In the overall context of the hepatic dysfunction during sepsis, our in vitro studies add mechanistic insights into the causes of vascular dysregulation. Our previous reports show that microvascular dysfunction as evidenced by enhanced vasoconstriction in response to endothelin occurs in polymicrobial sepsis (41) as well as in endotoxemia. Although overexpression of caveolin-1 by sinusoidal endothelial cells accounts for a significant portion of the impaired eNOS activation, the exact mechanism by which caveolin-1 is overexpressed is not well understood.
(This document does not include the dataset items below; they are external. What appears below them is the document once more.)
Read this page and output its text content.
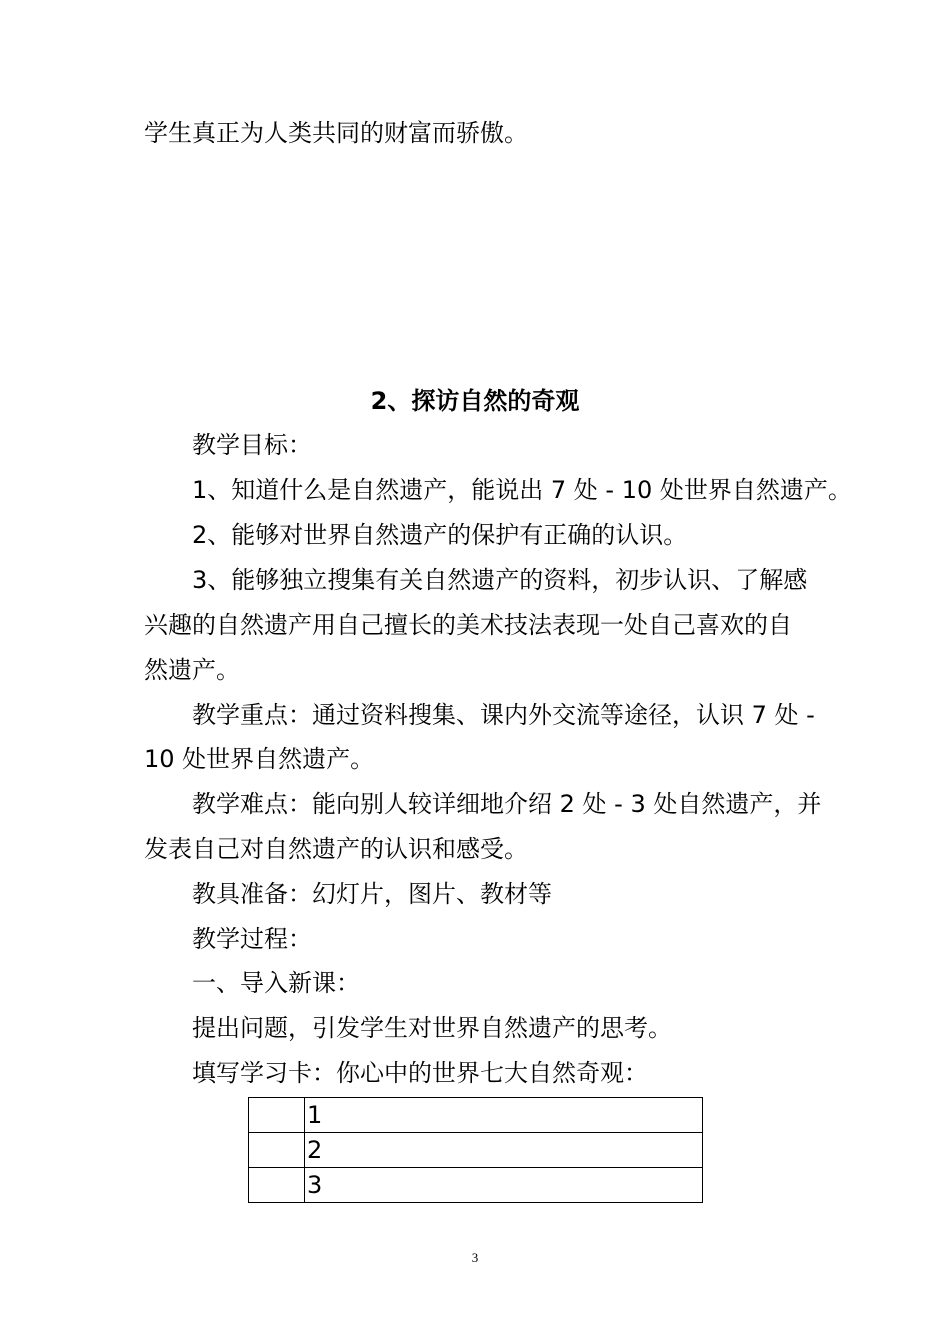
学生真正为人类共同的财富而骄傲。
2、探访自然的奇观
教学目标：
1、知道什么是自然遗产，能说出 7 处 - 10 处世界自然遗产。
2、能够对世界自然遗产的保护有正确的认识。
3、能够独立搜集有关自然遗产的资料，初步认识、了解感
兴趣的自然遗产用自己擅长的美术技法表现一处自己喜欢的自
然遗产。
教学重点：通过资料搜集、课内外交流等途径，认识 7 处 -
10 处世界自然遗产。
教学难点：能向别人较详细地介绍 2 处 - 3 处自然遗产，并
发表自己对自然遗产的认识和感受。
教具准备：幻灯片，图片、教材等
教学过程：
一、导入新课：
提出问题，引发学生对世界自然遗产的思考。
填写学习卡：你心中的世界七大自然奇观：
	1
	2
	3
3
We have shown that oxidative stress independently produces caveolin-1 overexpression (42) and Kalivendi et al. (43) have shown that ROS can also affect BH4 levels. This suggests that production of ROS and upregulation of caveolin-1 act together, and possibly in a positive feedback manner, to cause impaired hepatic blood flow regulation in sepsis-related conditions via impaired activation of eNOS. Complete elucidation of the contribution of these mechanisms will require further in vivo studies.